Analyst Stickiness and Stock Return Predictability
研究发现分析师在更新预测时存在粘性,倾向于向先前预测靠拢,这种粘性在认知噪声较高的分析师中更明显,且粘性分析师的共识修正比传统共识修正对股票收益有更强的预测能力。
Abstract This study estimates analyst-level stickiness in forecast updating and investigates its underlying determinants. Consistent with recent experimental findings on belief updating under cognitive noise, analysts often compress their forecasts toward an intermediate default, such as prior forecasts, when uncertain about forecast precision, leading to forecast stickiness. This tendency is more evident among analysts with characteristics associated with higher cognitive noise, including lower forecast accuracy, limited experience, and complex portfolio coverage, and during periods of heightened macroeconomic uncertainty.

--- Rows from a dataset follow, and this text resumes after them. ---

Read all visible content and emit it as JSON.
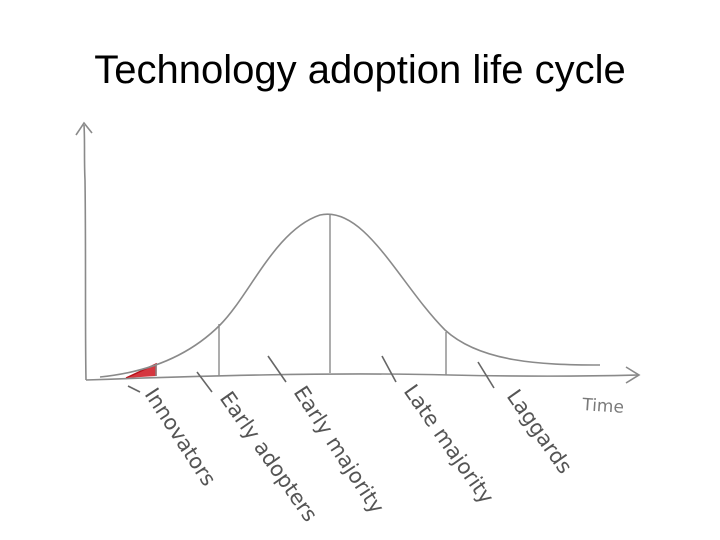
{
  "slide": {
    "title": "Technology adoption life cycle"
  },
  "diagram": {
    "x_axis_label": "Time",
    "segments": [
      {
        "label": "Innovators",
        "highlighted": true
      },
      {
        "label": "Early adopters",
        "highlighted": false
      },
      {
        "label": "Early majority",
        "highlighted": false
      },
      {
        "label": "Late majority",
        "highlighted": false
      },
      {
        "label": "Laggards",
        "highlighted": false
      }
    ],
    "colors": {
      "line": "#8a8a8a",
      "highlight": "#d0202a",
      "text": "#555555"
    }
  }
}
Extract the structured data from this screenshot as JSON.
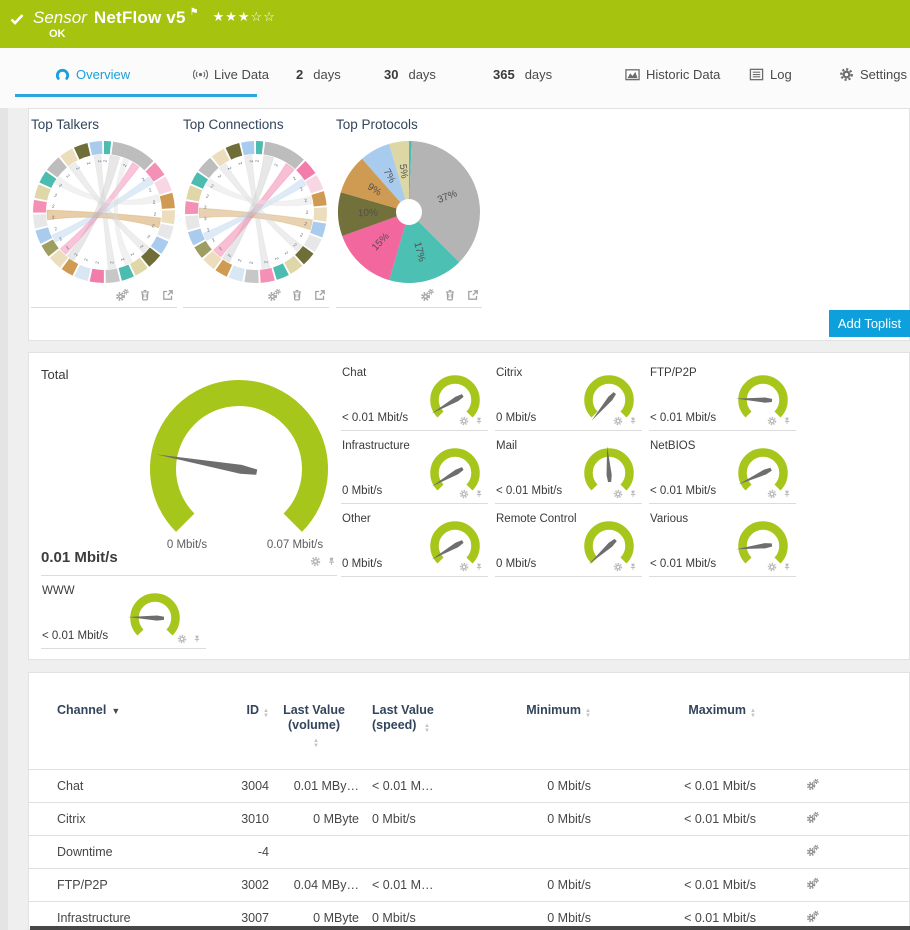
{
  "colors": {
    "brand_green": "#a5c30f",
    "gauge_green": "#a7c61b",
    "accent_blue": "#0da0dc",
    "tab_blue": "#1b9fd9",
    "navy": "#32455c",
    "needle": "#6e6e6e",
    "icon_gray": "#a8a8a8"
  },
  "header": {
    "kind_label": "Sensor",
    "sensor_name": "NetFlow v5",
    "status": "OK",
    "rating": {
      "filled": 3,
      "total": 5
    },
    "icons": [
      "check-icon",
      "flag-icon",
      "star-icons"
    ]
  },
  "tabs": [
    {
      "label": "Overview",
      "icon": "gauge-icon",
      "active": true
    },
    {
      "label": "Live Data",
      "icon": "live-icon"
    },
    {
      "prefix": "2",
      "label": "days"
    },
    {
      "prefix": "30",
      "label": "days"
    },
    {
      "prefix": "365",
      "label": "days"
    },
    {
      "label": "Historic Data",
      "icon": "chart-icon"
    },
    {
      "label": "Log",
      "icon": "log-icon"
    },
    {
      "label": "Settings",
      "icon": "gear-icon"
    }
  ],
  "toplists": {
    "panels": [
      {
        "title": "Top Talkers"
      },
      {
        "title": "Top Connections"
      },
      {
        "title": "Top Protocols"
      }
    ],
    "panel_icons": [
      "settings-icon",
      "trash-icon",
      "open-icon"
    ],
    "add_button_label": "Add Toplist"
  },
  "chart_data": [
    {
      "type": "chord",
      "title": "Top Talkers",
      "tick_label": "2",
      "segments": [
        {
          "c": "#4cbcb0",
          "w": 0.5
        },
        {
          "c": "#bdbdbd",
          "w": 3.2
        },
        {
          "c": "#f48fb5",
          "w": 1.1
        },
        {
          "c": "#f9d6e4",
          "w": 1.1
        },
        {
          "c": "#cf9b52",
          "w": 1.1
        },
        {
          "c": "#ecddbd",
          "w": 1.0
        },
        {
          "c": "#e7e7e7",
          "w": 1.0
        },
        {
          "c": "#a9cbee",
          "w": 1.0
        },
        {
          "c": "#6f6e39",
          "w": 1.1
        },
        {
          "c": "#dfd7a8",
          "w": 1.0
        },
        {
          "c": "#4cbcb0",
          "w": 0.9
        },
        {
          "c": "#c7c7c7",
          "w": 1.0
        },
        {
          "c": "#f27daa",
          "w": 1.0
        },
        {
          "c": "#d9e7f5",
          "w": 1.0
        },
        {
          "c": "#cf9b52",
          "w": 0.9
        },
        {
          "c": "#ecddbd",
          "w": 1.0
        },
        {
          "c": "#9e9d62",
          "w": 0.9
        },
        {
          "c": "#a9cbee",
          "w": 1.0
        },
        {
          "c": "#e7e7e7",
          "w": 1.0
        },
        {
          "c": "#f48fb5",
          "w": 0.9
        },
        {
          "c": "#dfd7a8",
          "w": 1.0
        },
        {
          "c": "#4cbcb0",
          "w": 0.9
        },
        {
          "c": "#bdbdbd",
          "w": 1.2
        },
        {
          "c": "#ecddbd",
          "w": 1.0
        },
        {
          "c": "#6f6e39",
          "w": 1.0
        },
        {
          "c": "#a9cbee",
          "w": 0.9
        }
      ],
      "ribbons": [
        {
          "a1": 6,
          "a2": 16,
          "b1": 212,
          "b2": 220,
          "c": "#bbbbbb",
          "o": 0.35
        },
        {
          "a1": 30,
          "a2": 38,
          "b1": 222,
          "b2": 230,
          "c": "#f27daa",
          "o": 0.45
        },
        {
          "a1": 96,
          "a2": 106,
          "b1": 262,
          "b2": 272,
          "c": "#cf9b52",
          "o": 0.5
        },
        {
          "a1": 52,
          "a2": 60,
          "b1": 238,
          "b2": 246,
          "c": "#b5d2ee",
          "o": 0.45
        },
        {
          "a1": 128,
          "a2": 136,
          "b1": 322,
          "b2": 330,
          "c": "#d8d8d8",
          "o": 0.45
        },
        {
          "a1": 168,
          "a2": 176,
          "b1": 350,
          "b2": 357,
          "c": "#cfcfcf",
          "o": 0.4
        },
        {
          "a1": 72,
          "a2": 80,
          "b1": 300,
          "b2": 308,
          "c": "#e3e3e3",
          "o": 0.5
        },
        {
          "a1": 20,
          "a2": 26,
          "b1": 150,
          "b2": 158,
          "c": "#dddddd",
          "o": 0.4
        }
      ]
    },
    {
      "type": "chord",
      "title": "Top Connections",
      "tick_label": "2",
      "segments": [
        {
          "c": "#4cbcb0",
          "w": 0.5
        },
        {
          "c": "#bdbdbd",
          "w": 3.0
        },
        {
          "c": "#f27daa",
          "w": 1.1
        },
        {
          "c": "#f9d6e4",
          "w": 1.1
        },
        {
          "c": "#cf9b52",
          "w": 1.0
        },
        {
          "c": "#ecddbd",
          "w": 1.0
        },
        {
          "c": "#a9cbee",
          "w": 1.0
        },
        {
          "c": "#e7e7e7",
          "w": 1.0
        },
        {
          "c": "#6f6e39",
          "w": 1.0
        },
        {
          "c": "#dfd7a8",
          "w": 1.0
        },
        {
          "c": "#4cbcb0",
          "w": 0.9
        },
        {
          "c": "#f48fb5",
          "w": 1.0
        },
        {
          "c": "#c7c7c7",
          "w": 1.0
        },
        {
          "c": "#d9e7f5",
          "w": 1.0
        },
        {
          "c": "#cf9b52",
          "w": 0.9
        },
        {
          "c": "#ecddbd",
          "w": 1.0
        },
        {
          "c": "#9e9d62",
          "w": 0.9
        },
        {
          "c": "#a9cbee",
          "w": 1.0
        },
        {
          "c": "#e7e7e7",
          "w": 1.0
        },
        {
          "c": "#f48fb5",
          "w": 0.9
        },
        {
          "c": "#dfd7a8",
          "w": 1.0
        },
        {
          "c": "#4cbcb0",
          "w": 0.9
        },
        {
          "c": "#bdbdbd",
          "w": 1.2
        },
        {
          "c": "#ecddbd",
          "w": 1.0
        },
        {
          "c": "#6f6e39",
          "w": 1.0
        },
        {
          "c": "#a9cbee",
          "w": 0.9
        }
      ],
      "ribbons": [
        {
          "a1": 8,
          "a2": 18,
          "b1": 208,
          "b2": 216,
          "c": "#bbbbbb",
          "o": 0.35
        },
        {
          "a1": 32,
          "a2": 42,
          "b1": 218,
          "b2": 228,
          "c": "#f27daa",
          "o": 0.5
        },
        {
          "a1": 98,
          "a2": 108,
          "b1": 264,
          "b2": 274,
          "c": "#cf9b52",
          "o": 0.45
        },
        {
          "a1": 54,
          "a2": 62,
          "b1": 240,
          "b2": 248,
          "c": "#b5d2ee",
          "o": 0.45
        },
        {
          "a1": 126,
          "a2": 134,
          "b1": 320,
          "b2": 328,
          "c": "#d8d8d8",
          "o": 0.45
        },
        {
          "a1": 166,
          "a2": 174,
          "b1": 348,
          "b2": 356,
          "c": "#cfcfcf",
          "o": 0.4
        },
        {
          "a1": 74,
          "a2": 82,
          "b1": 298,
          "b2": 306,
          "c": "#e3e3e3",
          "o": 0.5
        }
      ]
    },
    {
      "type": "pie",
      "title": "Top Protocols",
      "slices": [
        {
          "label": "",
          "value": 0.6,
          "color": "#4cbcb0"
        },
        {
          "label": "37%",
          "value": 36.9,
          "color": "#b4b4b4"
        },
        {
          "label": "17%",
          "value": 17,
          "color": "#4cc0b2"
        },
        {
          "label": "15%",
          "value": 15,
          "color": "#f2679e"
        },
        {
          "label": "10%",
          "value": 10,
          "color": "#72713c"
        },
        {
          "label": "9%",
          "value": 9,
          "color": "#cf9b52"
        },
        {
          "label": "7%",
          "value": 7,
          "color": "#a9cbee"
        },
        {
          "label": "5%",
          "value": 4.5,
          "color": "#ddd6a5"
        }
      ]
    }
  ],
  "gauges": {
    "total": {
      "name": "Total",
      "value": "0.01 Mbit/s",
      "min_label": "0 Mbit/s",
      "max_label": "0.07 Mbit/s",
      "needle_deg": 280
    },
    "cell_icons": [
      "gear-icon",
      "pin-icon"
    ],
    "channels": [
      {
        "name": "Chat",
        "value": "< 0.01 Mbit/s",
        "needle_deg": 240
      },
      {
        "name": "Citrix",
        "value": "0 Mbit/s",
        "needle_deg": 220
      },
      {
        "name": "FTP/P2P",
        "value": "< 0.01 Mbit/s",
        "needle_deg": 273
      },
      {
        "name": "Infrastructure",
        "value": "0 Mbit/s",
        "needle_deg": 240
      },
      {
        "name": "Mail",
        "value": "< 0.01 Mbit/s",
        "needle_deg": 356
      },
      {
        "name": "NetBIOS",
        "value": "< 0.01 Mbit/s",
        "needle_deg": 245
      },
      {
        "name": "Other",
        "value": "0 Mbit/s",
        "needle_deg": 240
      },
      {
        "name": "Remote Control",
        "value": "0 Mbit/s",
        "needle_deg": 228
      },
      {
        "name": "Various",
        "value": "< 0.01 Mbit/s",
        "needle_deg": 263
      },
      {
        "name": "WWW",
        "value": "< 0.01 Mbit/s",
        "needle_deg": 272
      }
    ]
  },
  "table": {
    "columns": [
      {
        "label": "Channel",
        "sort": "active"
      },
      {
        "label": "ID",
        "sort": "both"
      },
      {
        "label": "Last Value (volume)",
        "sort": "both"
      },
      {
        "label": "Last Value (speed)",
        "sort": "both"
      },
      {
        "label": "Minimum",
        "sort": "both"
      },
      {
        "label": "Maximum",
        "sort": "both"
      }
    ],
    "rows": [
      {
        "channel": "Chat",
        "id": "3004",
        "volume": "0.01 MBy…",
        "speed": "< 0.01 M…",
        "min": "0 Mbit/s",
        "max": "< 0.01 Mbit/s"
      },
      {
        "channel": "Citrix",
        "id": "3010",
        "volume": "0 MByte",
        "speed": "0 Mbit/s",
        "min": "0 Mbit/s",
        "max": "< 0.01 Mbit/s"
      },
      {
        "channel": "Downtime",
        "id": "-4",
        "volume": "",
        "speed": "",
        "min": "",
        "max": ""
      },
      {
        "channel": "FTP/P2P",
        "id": "3002",
        "volume": "0.04 MBy…",
        "speed": "< 0.01 M…",
        "min": "0 Mbit/s",
        "max": "< 0.01 Mbit/s"
      },
      {
        "channel": "Infrastructure",
        "id": "3007",
        "volume": "0 MByte",
        "speed": "0 Mbit/s",
        "min": "0 Mbit/s",
        "max": "< 0.01 Mbit/s"
      }
    ],
    "row_icon": "settings-icon"
  }
}
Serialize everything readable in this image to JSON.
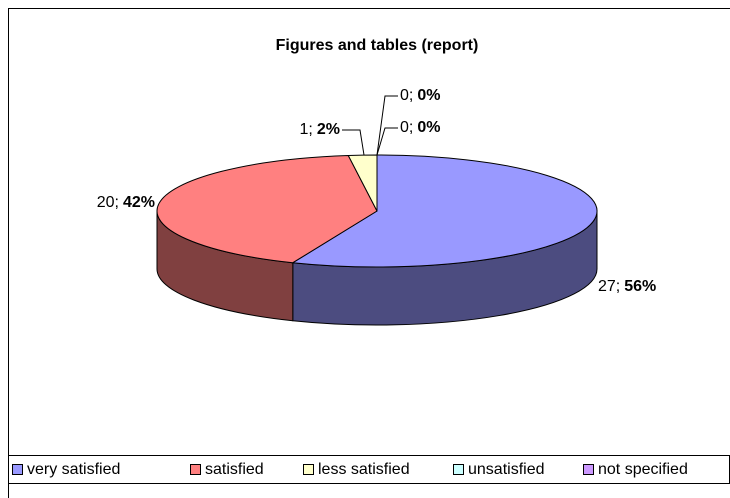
{
  "chart_data": {
    "type": "pie3d",
    "title": "Figures and tables (report)",
    "categories": [
      "very satisfied",
      "satisfied",
      "less satisfied",
      "unsatisfied",
      "not specified"
    ],
    "values": [
      27,
      20,
      1,
      0,
      0
    ],
    "value_labels": [
      "27;",
      "20;",
      "1;",
      "0;",
      "0;"
    ],
    "percent_labels": [
      "56%",
      "42%",
      "2%",
      "0%",
      "0%"
    ],
    "colors": [
      "#9999ff",
      "#ff8080",
      "#ffffcc",
      "#ccffff",
      "#cc99ff"
    ],
    "side_colors": [
      "#4c4c80",
      "#804040",
      "#808066",
      "#668080",
      "#664c80"
    ],
    "legend": "bottom"
  }
}
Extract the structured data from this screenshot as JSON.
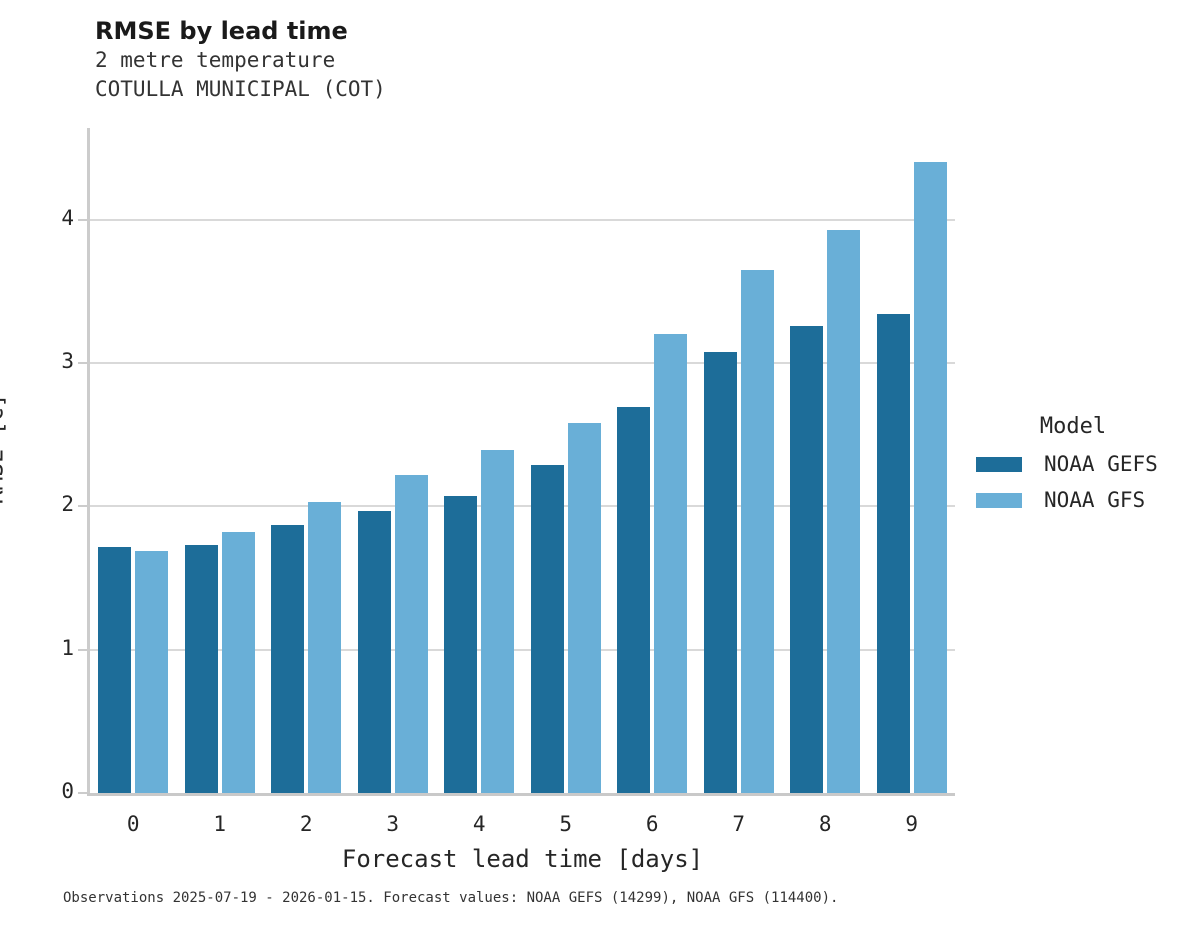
{
  "chart_data": {
    "type": "bar",
    "title": "RMSE by lead time",
    "subtitle_line1": "2 metre temperature",
    "subtitle_line2": "COTULLA MUNICIPAL (COT)",
    "xlabel": "Forecast lead time [days]",
    "ylabel": "RMSE [C]",
    "categories": [
      "0",
      "1",
      "2",
      "3",
      "4",
      "5",
      "6",
      "7",
      "8",
      "9"
    ],
    "series": [
      {
        "name": "NOAA GEFS",
        "color": "#1d6d99",
        "values": [
          1.72,
          1.73,
          1.87,
          1.97,
          2.07,
          2.29,
          2.69,
          3.08,
          3.26,
          3.34
        ]
      },
      {
        "name": "NOAA GFS",
        "color": "#69afd7",
        "values": [
          1.69,
          1.82,
          2.03,
          2.22,
          2.39,
          2.58,
          3.2,
          3.65,
          3.93,
          4.4
        ]
      }
    ],
    "ylim": [
      0,
      4.64
    ],
    "yticks": [
      "0",
      "1",
      "2",
      "3",
      "4"
    ],
    "grid": true,
    "legend": {
      "title": "Model",
      "position": "right"
    },
    "caption": "Observations 2025-07-19 - 2026-01-15. Forecast values: NOAA GEFS (14299), NOAA GFS (114400)."
  },
  "colors": {
    "grid": "#d9d9d9",
    "spine": "#cccccc",
    "text": "#262626",
    "title_text": "#1a1a1a"
  }
}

A model incorporating sticky updating behavior shows that the consensus revision by sticky analysts exhibits stronger return predictability than the traditional consensus revision by all analysts, with this predictability increasing with the proportion of sticky analysts covering a stock. Empirical evidence supports these predictions. Additionally, the return predictability of sticky revisions is especially pronounced when forecast difficulty is elevated. Analyst-level stickiness provides more information about the cross-section of stock returns than firm-level stickiness.